Norma McCorvey, who died on Saturday, was unknown; as the Jane Roe in Roe v Wade, she became one of the most famous women in America, her name synonymous with abortion rights. When pro-choicers want to defend the abortion status quo, or pro-lifers want to overturn it, they’ll say it’s about Roe v. Wade.
She was the woman who sought to have the restrictions on US abortion law overturned. Or at least, she and two ambitious female attorneys did. When she was 21, pregnant with her third child, she sought an abortion in Texas. She was referred to Linda Coffee and Sarah Weddington, who were looking for pregnant women wanting abortions in order to change the abortion law. Jane Roe was the pseudonym they gave McCorvey to protect her identity.
The case was pretty academic, given that she gave birth to the child she was pregnant with during the three years of trials before it got to the Supreme Court. The child was adopted. Famously, in the 1990’s the poster woman for abortion did an about turn – she became a worker with Operation Rescue, to campaign for the repeal of the law which had been brought about by the Supreme Court judgment in her name.
I met Norma McCorvey in 2010 when she came to Westminster to talk about her experiences at the invitation of David Alton. She was rather a quiet woman, unprepossessing, given her importance in the great scheme of things. But she was gently insistent on one thing, which is that she felt ‘manipulated and used’ by groups campaigning for abortion.

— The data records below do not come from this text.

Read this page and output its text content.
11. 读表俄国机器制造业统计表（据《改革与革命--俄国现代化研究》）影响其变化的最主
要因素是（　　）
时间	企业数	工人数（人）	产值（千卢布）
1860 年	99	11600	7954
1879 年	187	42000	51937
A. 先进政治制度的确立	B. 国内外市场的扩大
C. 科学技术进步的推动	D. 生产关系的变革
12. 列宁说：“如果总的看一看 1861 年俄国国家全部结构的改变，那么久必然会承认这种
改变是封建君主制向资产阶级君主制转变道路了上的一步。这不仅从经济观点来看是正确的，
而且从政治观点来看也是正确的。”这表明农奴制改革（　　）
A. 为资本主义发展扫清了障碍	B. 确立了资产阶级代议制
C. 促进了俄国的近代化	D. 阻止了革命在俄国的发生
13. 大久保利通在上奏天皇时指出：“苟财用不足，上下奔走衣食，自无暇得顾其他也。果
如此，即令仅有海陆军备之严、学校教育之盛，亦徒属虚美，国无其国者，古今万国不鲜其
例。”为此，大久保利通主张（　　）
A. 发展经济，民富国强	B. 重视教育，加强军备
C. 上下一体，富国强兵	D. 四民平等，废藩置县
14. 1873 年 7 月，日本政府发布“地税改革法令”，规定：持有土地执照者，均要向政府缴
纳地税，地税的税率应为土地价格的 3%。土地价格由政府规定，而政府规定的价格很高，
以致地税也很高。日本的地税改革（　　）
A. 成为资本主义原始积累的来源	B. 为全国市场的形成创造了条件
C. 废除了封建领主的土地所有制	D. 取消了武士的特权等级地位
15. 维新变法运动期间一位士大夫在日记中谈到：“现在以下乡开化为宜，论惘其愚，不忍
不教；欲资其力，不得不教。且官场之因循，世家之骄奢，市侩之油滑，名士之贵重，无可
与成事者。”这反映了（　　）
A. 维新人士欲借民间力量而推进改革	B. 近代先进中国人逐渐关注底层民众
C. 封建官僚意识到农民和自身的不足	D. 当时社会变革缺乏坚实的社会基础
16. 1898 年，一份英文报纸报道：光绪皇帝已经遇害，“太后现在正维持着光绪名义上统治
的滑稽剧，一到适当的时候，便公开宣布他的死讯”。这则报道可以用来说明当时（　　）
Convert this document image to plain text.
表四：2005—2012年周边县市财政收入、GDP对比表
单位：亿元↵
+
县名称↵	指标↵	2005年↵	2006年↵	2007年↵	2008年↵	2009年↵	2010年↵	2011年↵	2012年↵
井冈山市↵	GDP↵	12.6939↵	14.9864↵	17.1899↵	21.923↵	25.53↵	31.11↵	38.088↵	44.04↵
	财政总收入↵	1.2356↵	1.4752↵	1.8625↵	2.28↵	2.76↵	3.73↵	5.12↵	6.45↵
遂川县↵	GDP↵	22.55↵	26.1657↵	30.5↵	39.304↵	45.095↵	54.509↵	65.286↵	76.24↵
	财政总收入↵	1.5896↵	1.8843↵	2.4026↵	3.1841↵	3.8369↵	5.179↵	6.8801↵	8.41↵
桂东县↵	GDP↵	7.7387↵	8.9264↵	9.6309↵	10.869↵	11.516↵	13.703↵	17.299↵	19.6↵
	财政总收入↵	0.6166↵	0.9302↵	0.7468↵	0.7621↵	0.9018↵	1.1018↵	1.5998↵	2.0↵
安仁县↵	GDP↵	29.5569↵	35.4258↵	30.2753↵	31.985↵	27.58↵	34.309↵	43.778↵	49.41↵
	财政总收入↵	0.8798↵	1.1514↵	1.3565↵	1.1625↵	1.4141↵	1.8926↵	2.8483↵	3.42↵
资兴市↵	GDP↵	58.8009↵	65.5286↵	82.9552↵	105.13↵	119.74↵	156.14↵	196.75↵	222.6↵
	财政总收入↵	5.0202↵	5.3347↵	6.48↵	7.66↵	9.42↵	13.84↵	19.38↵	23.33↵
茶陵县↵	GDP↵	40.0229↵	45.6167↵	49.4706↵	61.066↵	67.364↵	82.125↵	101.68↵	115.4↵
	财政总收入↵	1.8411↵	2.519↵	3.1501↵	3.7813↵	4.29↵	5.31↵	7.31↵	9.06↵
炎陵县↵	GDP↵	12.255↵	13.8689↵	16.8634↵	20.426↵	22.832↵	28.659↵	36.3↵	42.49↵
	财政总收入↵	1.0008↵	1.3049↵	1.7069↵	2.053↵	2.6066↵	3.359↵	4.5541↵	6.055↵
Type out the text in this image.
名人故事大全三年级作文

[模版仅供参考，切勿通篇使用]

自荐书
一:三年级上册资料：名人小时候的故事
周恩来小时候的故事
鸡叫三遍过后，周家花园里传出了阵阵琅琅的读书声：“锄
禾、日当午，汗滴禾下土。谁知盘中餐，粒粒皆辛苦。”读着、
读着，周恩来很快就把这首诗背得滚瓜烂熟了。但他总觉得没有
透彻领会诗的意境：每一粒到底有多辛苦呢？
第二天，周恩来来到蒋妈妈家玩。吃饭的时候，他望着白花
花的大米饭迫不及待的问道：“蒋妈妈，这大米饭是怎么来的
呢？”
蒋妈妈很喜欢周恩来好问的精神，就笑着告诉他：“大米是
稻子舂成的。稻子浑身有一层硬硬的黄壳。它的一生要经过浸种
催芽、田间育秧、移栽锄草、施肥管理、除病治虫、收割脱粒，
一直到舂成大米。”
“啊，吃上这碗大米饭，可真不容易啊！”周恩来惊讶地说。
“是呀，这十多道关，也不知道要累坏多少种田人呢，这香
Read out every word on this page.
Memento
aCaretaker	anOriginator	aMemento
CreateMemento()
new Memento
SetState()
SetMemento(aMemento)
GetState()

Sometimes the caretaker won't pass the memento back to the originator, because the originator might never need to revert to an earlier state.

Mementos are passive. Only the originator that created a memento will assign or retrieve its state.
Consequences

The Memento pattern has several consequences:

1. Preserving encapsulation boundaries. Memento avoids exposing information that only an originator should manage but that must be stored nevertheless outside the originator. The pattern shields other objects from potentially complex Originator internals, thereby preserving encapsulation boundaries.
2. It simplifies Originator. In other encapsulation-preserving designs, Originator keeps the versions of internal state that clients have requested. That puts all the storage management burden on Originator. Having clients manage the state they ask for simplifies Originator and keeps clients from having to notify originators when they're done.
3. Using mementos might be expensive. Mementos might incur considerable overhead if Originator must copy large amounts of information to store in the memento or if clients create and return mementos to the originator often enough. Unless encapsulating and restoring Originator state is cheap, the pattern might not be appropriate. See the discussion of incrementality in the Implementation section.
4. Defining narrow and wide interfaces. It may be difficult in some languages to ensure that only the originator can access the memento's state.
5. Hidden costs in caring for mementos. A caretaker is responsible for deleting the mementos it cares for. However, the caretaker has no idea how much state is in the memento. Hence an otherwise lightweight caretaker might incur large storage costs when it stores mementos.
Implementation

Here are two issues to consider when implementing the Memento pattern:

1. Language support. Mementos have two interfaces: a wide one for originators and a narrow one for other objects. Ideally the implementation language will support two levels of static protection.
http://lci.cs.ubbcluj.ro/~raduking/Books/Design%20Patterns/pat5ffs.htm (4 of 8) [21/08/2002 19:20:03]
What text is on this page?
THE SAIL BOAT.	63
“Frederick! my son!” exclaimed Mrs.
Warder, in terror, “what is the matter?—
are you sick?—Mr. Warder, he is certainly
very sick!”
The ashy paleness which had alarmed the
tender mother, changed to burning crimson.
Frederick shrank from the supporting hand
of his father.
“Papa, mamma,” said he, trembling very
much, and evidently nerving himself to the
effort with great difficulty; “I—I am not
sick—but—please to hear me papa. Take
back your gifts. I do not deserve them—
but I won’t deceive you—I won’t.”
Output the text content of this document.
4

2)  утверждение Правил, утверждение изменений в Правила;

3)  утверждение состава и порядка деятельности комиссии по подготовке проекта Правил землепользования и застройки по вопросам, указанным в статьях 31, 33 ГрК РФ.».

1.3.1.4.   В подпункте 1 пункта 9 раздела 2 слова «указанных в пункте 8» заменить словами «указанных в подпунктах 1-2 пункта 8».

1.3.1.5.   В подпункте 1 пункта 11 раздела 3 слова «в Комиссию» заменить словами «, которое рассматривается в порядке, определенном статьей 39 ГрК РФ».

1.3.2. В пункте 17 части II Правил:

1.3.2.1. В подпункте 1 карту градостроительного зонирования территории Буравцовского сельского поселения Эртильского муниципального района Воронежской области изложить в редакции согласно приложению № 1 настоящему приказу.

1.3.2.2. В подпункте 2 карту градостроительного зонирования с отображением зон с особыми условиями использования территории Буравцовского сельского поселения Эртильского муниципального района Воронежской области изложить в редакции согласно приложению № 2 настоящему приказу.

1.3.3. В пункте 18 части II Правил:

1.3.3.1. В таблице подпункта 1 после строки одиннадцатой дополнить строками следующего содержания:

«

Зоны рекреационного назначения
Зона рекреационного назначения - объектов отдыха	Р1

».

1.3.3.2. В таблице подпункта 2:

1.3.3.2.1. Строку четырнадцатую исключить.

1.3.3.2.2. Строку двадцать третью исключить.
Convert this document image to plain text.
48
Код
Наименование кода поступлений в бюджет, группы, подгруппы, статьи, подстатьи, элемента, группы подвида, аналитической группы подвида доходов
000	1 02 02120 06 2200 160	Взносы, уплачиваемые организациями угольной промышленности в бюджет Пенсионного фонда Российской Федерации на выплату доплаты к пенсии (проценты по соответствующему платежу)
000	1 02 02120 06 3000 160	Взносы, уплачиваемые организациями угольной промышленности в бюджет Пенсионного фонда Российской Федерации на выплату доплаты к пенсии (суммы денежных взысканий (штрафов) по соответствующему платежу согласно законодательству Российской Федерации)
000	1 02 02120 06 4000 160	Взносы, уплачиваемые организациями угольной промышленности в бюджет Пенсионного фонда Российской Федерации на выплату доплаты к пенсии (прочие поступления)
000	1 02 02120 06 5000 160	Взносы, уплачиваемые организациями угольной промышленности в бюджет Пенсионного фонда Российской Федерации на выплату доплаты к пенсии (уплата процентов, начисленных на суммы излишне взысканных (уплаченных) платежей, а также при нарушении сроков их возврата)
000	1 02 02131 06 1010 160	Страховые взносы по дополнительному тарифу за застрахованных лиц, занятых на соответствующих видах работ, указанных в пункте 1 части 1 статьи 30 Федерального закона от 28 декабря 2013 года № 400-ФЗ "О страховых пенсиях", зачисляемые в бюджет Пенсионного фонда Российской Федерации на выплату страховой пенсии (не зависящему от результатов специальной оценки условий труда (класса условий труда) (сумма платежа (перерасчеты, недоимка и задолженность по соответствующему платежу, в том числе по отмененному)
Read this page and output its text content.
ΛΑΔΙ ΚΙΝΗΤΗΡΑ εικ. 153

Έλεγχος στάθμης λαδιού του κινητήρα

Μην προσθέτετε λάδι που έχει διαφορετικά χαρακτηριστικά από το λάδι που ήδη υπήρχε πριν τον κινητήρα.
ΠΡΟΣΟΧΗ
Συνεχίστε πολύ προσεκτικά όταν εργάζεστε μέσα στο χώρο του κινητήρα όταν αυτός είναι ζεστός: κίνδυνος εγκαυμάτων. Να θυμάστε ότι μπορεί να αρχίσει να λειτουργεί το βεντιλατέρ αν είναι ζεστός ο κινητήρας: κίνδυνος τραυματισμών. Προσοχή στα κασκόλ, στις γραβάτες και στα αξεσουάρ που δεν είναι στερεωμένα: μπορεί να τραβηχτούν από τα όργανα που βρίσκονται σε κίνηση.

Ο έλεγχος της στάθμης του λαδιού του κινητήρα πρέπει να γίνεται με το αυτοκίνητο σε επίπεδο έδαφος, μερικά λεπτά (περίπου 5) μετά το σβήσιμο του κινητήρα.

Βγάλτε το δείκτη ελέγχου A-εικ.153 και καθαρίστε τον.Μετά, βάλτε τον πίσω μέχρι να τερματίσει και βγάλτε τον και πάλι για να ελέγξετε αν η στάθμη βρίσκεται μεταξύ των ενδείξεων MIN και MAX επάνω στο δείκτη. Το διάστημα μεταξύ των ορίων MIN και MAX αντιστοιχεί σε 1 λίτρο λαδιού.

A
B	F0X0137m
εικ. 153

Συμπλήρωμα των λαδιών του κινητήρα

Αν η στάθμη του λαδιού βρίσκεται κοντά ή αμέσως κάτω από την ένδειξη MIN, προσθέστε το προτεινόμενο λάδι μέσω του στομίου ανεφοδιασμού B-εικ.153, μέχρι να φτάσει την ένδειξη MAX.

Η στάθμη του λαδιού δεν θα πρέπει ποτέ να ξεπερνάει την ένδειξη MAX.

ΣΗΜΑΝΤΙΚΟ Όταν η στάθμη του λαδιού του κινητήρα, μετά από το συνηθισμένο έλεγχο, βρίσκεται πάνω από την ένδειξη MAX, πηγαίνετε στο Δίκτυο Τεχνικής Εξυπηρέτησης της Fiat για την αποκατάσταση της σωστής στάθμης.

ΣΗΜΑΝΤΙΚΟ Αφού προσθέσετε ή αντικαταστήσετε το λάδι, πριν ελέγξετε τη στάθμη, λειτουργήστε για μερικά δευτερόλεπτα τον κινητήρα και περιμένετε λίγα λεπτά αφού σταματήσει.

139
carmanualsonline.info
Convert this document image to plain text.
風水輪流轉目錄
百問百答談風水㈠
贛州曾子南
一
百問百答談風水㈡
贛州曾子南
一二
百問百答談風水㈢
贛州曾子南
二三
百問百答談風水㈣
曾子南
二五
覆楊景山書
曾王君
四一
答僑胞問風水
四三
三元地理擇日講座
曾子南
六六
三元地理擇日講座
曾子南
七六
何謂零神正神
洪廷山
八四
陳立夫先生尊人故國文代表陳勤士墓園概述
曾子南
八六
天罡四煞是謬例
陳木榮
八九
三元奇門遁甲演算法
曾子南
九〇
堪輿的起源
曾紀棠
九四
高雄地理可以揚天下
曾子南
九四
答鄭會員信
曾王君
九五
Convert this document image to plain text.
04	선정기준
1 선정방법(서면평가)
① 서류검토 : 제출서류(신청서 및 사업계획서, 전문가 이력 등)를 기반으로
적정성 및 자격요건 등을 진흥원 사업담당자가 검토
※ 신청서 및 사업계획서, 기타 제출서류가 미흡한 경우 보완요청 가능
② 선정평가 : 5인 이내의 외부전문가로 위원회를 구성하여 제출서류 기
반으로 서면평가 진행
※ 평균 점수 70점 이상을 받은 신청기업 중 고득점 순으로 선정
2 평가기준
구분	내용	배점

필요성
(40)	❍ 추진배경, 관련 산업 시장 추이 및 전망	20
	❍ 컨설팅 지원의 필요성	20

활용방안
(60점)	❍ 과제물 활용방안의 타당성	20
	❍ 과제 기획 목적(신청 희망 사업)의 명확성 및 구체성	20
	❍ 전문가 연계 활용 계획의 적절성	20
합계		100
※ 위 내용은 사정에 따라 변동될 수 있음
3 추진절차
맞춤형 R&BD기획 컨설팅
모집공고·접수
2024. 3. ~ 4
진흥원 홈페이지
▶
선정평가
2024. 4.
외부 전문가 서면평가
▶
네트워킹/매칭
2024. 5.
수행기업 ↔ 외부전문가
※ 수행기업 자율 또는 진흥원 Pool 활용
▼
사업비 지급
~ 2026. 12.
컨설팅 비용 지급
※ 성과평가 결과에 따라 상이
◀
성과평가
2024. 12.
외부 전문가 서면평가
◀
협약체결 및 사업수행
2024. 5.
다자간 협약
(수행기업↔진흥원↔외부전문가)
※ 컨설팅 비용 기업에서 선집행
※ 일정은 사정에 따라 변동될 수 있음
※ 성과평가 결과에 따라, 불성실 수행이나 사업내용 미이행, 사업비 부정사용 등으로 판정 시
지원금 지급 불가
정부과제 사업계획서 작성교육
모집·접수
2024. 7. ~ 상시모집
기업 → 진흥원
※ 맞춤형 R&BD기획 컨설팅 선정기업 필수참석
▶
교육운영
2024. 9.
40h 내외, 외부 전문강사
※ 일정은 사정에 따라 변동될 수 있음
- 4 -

She said, quite emphatically that ‘supporting abortion was the biggest mistake of my life’. I was struck at the time by her insistence on the importance of her faith – she had become a Catholic in the 1990’s and she was clear that her faith mattered to her.
I suggested to her that it wasn’t entirely helpful for the abortion question to be linked with religion, given it was a straightforward moral problem which people without religion could identify with, but she was unimpressed by the observation. For her, in her life, faith had been, was, important, and she wasn’t going to say otherwise. As she had been so de-personalised in the course of her rackety life, it was rather impressive that she wasn’t going to say anything she didn’t feel. She was so reserved, it was curious to think of her symbolic importance, first as the name attached to the judgement; then as the woman who changed her mind. She launched her campaign in the Commons under the motto: ‘Roe no More’. She had taken back her name; it had been taken from her by women acting on behalf of women.
What happened to her is a disreputable episode in the history of feminism: she was used by the women campaigners for abortion. She was an instrument; used instrumentally by other women in the way women often are by men. Even her name wasn’t her own. It took courage for her to come to the realisation of what abortion does, is, and for her then publicly to reject the cause. She gained dignity and self-worth, though, in doing it: that much was apparent during her Commons meeting. In an interesting way, by rejecting the fundamental feminist cause – the thing that pretty well defines it in the US – she gained independence and autonomy. Which is what feminism is meant to do.